The operation is often performed under a general anaesthetic, but it is becoming increasingly more common to perform it using an epidural or spinal anaesthetic. This allows the mother to witness her baby being born.
Vacuum extraction
Sometimes a vacuum extractor known as a ventouse is used instead of forceps. It works along the same lines except that a cup is fitted over the baby’s head and connected to a vacuum which fixes the cap to the baby’s scalp. The cap is connected to a small handle which the obstetrician uses to draw the baby’s head down through the vagina.
Just like home
Some hospitals have GP units attached to them. These are small wards run by general practitioners with an interest in obstetrics. They are small and more homely than ordinary hospital wards, and the woman is attended by her own GP and the community midwife who has seen her through her pregnancy (the ‘domino’ system).
Home births
There are many advantages in having a baby at home, not the least being that it makes the event more special and more personal. The whole family can be present and the woman is not subjected to unnecessary hospital routines.
However, many doctors are reluctant to attend home births, considering a hospital to be the safest place for giving birth. The decision for a home birth should be given long and careful thought.
Alternative methods
From the mid-1970s, two French doctors, Frederick Leboyer and Michel Odent, introduced innovative ways for women to give birth.
Leboyer believed that too many hospital deliveries are noisy, unnatural and positively violent as far as the baby is concerned, and that a baby’s first glimpse of the world should be as much like that of the womb from which it has emerged as possible.
His technique involves the baby being born as gently and as naturally as possible into a dimly-lit delivery room, perhaps with gentle music too.
The baby is placed on her mother’s abdomen as soon as she is born, she is talked to in a soothing voice, and everything is done to ensure her passage into the world, and first impressions of it, are as untraumatic as possible.
The umbilical cord is cut later than usual so the baby does not suffer a shock from suddenly being separated from her mother, and soon after she is put into a warm bath.
All this, Leboyer maintained, makes for a happier, more settled baby.
Dr Michel Odent was so appalled at how impersonal childbirth was becoming when he took over the maternity unit at the hospital in Pithiviers, France, that he decided to try and make it as natural and joyful as possible.
He realised that women, like animals, preferred quiet, dark and secluded places in which to give birth, not bright hospital delivery rooms.

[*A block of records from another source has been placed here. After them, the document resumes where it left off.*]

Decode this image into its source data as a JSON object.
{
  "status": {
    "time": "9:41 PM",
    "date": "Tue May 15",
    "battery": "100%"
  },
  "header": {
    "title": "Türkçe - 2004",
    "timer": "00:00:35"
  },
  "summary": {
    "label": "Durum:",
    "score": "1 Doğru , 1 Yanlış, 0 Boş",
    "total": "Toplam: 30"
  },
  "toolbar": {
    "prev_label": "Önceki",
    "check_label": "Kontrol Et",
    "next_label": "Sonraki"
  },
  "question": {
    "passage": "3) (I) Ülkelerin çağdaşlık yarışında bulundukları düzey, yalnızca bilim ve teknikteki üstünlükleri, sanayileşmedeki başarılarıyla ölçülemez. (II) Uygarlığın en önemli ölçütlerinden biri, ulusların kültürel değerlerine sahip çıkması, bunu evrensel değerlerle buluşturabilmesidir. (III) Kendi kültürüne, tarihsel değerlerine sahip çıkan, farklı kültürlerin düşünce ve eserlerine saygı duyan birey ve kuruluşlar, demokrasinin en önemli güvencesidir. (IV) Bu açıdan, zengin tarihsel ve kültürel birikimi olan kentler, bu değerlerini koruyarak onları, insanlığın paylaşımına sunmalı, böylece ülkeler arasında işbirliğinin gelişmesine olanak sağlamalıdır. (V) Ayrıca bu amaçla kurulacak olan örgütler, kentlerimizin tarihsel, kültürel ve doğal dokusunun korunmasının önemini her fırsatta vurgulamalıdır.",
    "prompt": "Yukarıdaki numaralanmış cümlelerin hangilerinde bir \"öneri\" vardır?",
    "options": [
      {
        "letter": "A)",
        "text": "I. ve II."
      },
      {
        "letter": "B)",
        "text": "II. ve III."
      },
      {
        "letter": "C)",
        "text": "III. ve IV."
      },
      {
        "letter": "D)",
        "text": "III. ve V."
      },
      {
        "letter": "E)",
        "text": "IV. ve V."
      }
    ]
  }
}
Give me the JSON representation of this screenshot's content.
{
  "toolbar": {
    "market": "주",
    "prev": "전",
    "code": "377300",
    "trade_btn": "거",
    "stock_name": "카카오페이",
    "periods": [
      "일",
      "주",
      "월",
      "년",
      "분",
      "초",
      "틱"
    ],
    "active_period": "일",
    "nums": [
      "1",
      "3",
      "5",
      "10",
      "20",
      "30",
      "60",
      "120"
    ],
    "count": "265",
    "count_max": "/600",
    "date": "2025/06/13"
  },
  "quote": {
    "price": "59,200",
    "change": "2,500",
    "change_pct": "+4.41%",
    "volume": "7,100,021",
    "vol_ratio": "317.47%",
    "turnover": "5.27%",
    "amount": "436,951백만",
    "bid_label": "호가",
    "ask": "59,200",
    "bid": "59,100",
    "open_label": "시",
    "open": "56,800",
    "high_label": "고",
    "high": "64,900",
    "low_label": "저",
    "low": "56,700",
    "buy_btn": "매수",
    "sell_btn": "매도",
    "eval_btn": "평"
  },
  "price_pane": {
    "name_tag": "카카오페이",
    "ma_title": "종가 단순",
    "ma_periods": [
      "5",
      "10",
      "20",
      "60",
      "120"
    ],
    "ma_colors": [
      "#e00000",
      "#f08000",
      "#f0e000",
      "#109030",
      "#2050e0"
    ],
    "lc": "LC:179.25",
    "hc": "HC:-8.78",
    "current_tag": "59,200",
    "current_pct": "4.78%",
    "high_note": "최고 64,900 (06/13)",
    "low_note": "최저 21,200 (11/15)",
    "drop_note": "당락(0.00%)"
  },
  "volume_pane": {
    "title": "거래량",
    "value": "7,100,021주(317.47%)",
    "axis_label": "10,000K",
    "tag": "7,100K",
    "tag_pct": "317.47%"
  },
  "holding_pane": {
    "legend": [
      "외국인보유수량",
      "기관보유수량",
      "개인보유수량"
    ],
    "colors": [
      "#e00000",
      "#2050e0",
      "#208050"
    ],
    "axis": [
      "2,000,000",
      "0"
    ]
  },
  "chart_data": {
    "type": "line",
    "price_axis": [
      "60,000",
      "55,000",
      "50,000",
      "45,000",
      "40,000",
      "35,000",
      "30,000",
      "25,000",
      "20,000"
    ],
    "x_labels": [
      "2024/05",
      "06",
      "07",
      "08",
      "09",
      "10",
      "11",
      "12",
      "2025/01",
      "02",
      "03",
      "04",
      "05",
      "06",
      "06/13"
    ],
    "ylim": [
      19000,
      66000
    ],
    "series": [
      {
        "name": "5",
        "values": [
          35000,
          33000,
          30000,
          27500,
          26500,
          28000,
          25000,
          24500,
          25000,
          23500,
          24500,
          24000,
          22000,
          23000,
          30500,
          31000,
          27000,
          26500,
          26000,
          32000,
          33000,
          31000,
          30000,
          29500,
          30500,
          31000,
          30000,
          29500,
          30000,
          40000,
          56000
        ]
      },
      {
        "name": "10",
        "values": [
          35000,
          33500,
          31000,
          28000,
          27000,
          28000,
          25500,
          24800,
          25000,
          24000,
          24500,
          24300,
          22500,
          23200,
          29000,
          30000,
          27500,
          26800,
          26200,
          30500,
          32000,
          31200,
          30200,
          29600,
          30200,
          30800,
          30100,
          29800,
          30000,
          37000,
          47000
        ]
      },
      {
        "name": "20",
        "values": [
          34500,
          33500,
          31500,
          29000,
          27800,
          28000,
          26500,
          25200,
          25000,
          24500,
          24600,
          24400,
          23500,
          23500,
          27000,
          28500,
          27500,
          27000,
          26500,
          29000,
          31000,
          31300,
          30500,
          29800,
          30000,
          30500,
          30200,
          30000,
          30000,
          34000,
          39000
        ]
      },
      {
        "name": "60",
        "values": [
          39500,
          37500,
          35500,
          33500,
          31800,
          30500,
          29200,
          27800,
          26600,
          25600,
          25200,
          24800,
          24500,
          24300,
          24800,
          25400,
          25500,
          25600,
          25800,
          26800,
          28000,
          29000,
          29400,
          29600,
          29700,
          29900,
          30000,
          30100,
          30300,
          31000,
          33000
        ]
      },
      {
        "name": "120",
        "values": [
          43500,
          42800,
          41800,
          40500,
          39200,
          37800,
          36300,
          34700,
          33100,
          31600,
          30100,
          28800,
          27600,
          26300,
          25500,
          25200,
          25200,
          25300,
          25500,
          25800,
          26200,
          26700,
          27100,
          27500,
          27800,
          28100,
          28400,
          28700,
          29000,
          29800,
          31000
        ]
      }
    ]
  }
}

He encouraged women to find their own positions in labour – squatting, kneeling on all fours or standing. He thought women should be free to choose instinctively the position they prefer at every stage of the birth.
Dr Odent is probably most famous for his birthing pool, a pool in which ‘labouring’ women can sit to relax or even give birth. He argued that a baby does not begin to use its lungs until its skin is exposed to the air, so there is no risk of him or her drowning. Women who have given birth in the pool maintain that it is very relaxing and lessens pain. However, there have been incidents in Europe when the baby has died as a result of this way of birth. The practice is being reconsidered.